No.
CPUs don’t get weaker with age – They run or they die. Generally a CPU works or it doesn’t., Partial failures are rare – The chips themselves don’t slow down from honest use.

What happens is the world around them goes to shit – Dust builds up on heatsinks–Cheap thermal paste dries out and cracks. Heat can’t escape – The CPU runs hot and throttles itself to keep from burning.
There are enemies inside too. Windows machines get slower from bigger registries, disk fragmentation, and extra process loads–Your operating system is the problem, not the chip.
Your computer is like that old car that needs a tune-up; Clean the dust–Replace the thermal paste.
Clear the junk from your hard drive; Do these things and your machine will run good as new.
Only them overclockers need to worry about real damage. Push a chip past its limits with too much voltage and heat, and yes, it will break down over time.
A CPU retains the same ability to process data from the day it was made until the day it ceases to operate or is permanently deactivated.
What happens is that the requirements of software increase over time, as software developers take advantage of advances in CPU, memory, and graphics technology. An older CPU will therefore have to do more work to run later generations of software, and will eventually get to the point where the demands of software are too formidable for it to handle.
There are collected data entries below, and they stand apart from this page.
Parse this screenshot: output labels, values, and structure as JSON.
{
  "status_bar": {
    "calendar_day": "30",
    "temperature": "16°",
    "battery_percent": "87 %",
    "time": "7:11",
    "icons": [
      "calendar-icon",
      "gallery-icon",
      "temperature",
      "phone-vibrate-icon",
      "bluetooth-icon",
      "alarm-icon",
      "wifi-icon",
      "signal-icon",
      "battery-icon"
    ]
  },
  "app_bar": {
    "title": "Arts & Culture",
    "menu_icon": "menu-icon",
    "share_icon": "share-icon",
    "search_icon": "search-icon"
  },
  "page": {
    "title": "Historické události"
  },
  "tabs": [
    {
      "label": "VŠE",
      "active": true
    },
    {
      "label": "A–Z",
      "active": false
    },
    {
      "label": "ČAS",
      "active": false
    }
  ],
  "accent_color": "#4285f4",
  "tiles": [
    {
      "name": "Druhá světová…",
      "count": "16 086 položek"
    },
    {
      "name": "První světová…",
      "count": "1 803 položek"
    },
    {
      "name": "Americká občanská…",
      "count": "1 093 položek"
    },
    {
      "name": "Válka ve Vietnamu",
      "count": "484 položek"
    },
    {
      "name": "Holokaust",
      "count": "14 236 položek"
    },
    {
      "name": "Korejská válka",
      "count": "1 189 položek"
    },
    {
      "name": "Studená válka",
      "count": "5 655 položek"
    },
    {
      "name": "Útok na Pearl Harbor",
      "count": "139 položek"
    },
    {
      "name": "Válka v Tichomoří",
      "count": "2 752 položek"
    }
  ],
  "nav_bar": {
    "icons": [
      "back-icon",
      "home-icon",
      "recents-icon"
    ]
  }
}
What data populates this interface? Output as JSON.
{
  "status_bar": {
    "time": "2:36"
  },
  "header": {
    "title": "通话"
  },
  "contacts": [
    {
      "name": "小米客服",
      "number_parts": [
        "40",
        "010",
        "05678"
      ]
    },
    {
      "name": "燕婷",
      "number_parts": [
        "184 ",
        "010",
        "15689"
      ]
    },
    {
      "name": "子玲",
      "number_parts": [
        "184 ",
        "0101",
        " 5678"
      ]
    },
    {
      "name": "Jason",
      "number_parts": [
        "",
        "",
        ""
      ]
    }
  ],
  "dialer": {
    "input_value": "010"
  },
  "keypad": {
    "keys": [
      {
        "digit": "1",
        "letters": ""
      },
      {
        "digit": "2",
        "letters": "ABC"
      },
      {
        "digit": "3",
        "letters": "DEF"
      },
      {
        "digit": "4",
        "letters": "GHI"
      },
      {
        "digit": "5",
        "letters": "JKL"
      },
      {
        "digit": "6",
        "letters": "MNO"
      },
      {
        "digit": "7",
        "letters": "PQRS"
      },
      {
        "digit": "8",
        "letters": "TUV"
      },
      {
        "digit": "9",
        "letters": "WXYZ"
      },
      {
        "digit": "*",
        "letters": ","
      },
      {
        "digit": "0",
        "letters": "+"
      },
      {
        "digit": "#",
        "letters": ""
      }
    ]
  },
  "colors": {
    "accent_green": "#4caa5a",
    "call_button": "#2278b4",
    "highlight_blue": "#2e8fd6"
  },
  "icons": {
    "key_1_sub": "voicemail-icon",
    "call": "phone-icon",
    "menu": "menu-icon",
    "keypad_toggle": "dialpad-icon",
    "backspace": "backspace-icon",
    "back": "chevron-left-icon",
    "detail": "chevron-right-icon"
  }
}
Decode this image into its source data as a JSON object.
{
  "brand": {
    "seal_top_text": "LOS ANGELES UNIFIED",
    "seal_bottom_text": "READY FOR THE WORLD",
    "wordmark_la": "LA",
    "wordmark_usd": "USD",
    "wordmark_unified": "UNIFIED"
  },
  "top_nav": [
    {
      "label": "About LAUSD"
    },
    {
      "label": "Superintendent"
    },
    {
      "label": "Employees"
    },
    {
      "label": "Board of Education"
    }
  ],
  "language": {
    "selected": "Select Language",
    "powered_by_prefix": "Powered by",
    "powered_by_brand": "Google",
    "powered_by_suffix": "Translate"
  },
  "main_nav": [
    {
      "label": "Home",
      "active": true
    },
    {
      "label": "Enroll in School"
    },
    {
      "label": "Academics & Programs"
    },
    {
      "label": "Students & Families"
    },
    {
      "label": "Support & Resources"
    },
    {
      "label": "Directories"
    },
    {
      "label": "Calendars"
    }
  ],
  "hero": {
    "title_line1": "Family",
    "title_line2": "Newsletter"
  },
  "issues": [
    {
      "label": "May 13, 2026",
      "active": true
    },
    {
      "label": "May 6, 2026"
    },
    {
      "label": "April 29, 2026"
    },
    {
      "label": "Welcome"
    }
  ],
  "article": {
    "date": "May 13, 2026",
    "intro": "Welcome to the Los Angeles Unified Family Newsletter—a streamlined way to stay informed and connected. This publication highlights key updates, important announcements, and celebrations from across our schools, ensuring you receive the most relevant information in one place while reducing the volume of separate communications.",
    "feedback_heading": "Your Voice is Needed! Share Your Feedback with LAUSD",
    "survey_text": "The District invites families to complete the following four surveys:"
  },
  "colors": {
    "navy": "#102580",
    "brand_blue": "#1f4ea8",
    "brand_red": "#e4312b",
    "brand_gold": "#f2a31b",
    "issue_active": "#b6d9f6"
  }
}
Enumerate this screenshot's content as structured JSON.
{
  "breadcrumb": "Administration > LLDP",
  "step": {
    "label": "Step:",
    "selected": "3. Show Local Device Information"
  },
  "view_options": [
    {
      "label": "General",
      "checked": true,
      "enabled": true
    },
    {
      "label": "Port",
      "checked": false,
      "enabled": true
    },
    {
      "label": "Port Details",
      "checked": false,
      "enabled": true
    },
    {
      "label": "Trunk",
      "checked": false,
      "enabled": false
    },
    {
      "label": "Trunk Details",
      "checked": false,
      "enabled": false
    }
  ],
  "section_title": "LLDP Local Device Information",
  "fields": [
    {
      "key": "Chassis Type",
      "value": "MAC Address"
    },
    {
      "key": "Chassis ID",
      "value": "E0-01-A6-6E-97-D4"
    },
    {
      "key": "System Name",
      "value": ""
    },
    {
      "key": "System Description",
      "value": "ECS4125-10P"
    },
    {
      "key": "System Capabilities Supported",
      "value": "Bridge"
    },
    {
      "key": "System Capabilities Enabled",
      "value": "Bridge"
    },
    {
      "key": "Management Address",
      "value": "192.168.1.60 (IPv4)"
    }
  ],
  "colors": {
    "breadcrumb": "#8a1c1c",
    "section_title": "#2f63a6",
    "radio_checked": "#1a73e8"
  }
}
A good example of this is an old Compaq Presario laptop I own that has an AMD K6-III+ 400 MHz CPU installed. At the time this CPU was introduced, it was a fairly high-end mobile CPU, capable of handling anything that was current at the time. Today, if I start that laptop, it will boot up and can still run Windows 98 and applications contemporary with it in exactly the same way that it did 16 years ago.
However, while this laptop was an outstanding Web browsing machine up until about 10 years ago, it can barely function online now. Modern JavaScript applications bring the K6-III to its knees. It’s not because the CPU is any less capable than it was in 2001, but because the demands of the modern Web have simply left it behind.